M
mcptest.xyz
Hosted, minimal MCP flow tester — pure Go, no frameworks

Quickly verify your client can call a remote MCP tool

This service runs an unauthorized MCP server exposing a single tool: revealsecret. Call it from your client to get a small proof that a real MCP round‑trip worked.

OpenAI Playground (Flows)

Point your Flow’s MCP tool to this SSE endpoint, then invoke revealsecret to confirm connectivity.

MCP SSE endpoint
https://mcptest.xyz/sse
  • Authorization: set to None or provide any token — it is not checked.
  • Add the tool and call revealsecret; you should see a short success string.

OpenAPI (Open WebUI)

Import the OpenAPI spec URL, then run the operation that maps to revealsecret.

OpenAPI spec URL
https://mcptest.xyz/openapi.json
  • Authorization: set to None or use any token — it’s ignored.
  • Run POST /reveal_secret; on success, you’ll receive a small “secret”.

The spec exposes /reveal_secret (POST) and related schemas [1].

OpenAI vs OpenAPI — don’t mix them up

OpenAI
Company/products (e.g., Playground, Flows).
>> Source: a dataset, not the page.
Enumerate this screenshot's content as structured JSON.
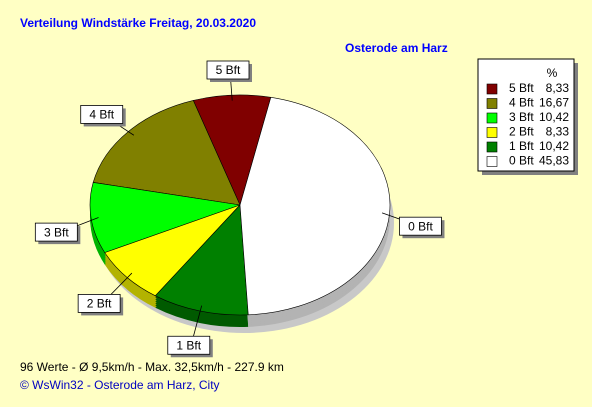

Here, you configure a Flow tool that talks MCP over HTTP/S via SSE.
OpenAPI
An API description format (formerly Swagger). Tools like Open WebUI can import an OpenAPI spec to call HTTP endpoints.
They differ by one letter, but they’re unrelated concepts here. Use the left endpoint for OpenAI Playground Flows, and the right spec URL for OpenAPI-based clients.

What to expect

  • Success: calling revealsecret returns a short confirmation string.
  • If your client can’t list or call the tool, check your endpoint URL and network access.
  • Anything else unexpected? Please file an issue with details.

Why this exists

To make it fast and safe to verify remote MCP flow support without wiring up credentials or a full stack.

This is a “pure” Go implementation using the standard library (no frameworks), so it’s easy to read and tweak the flow [1].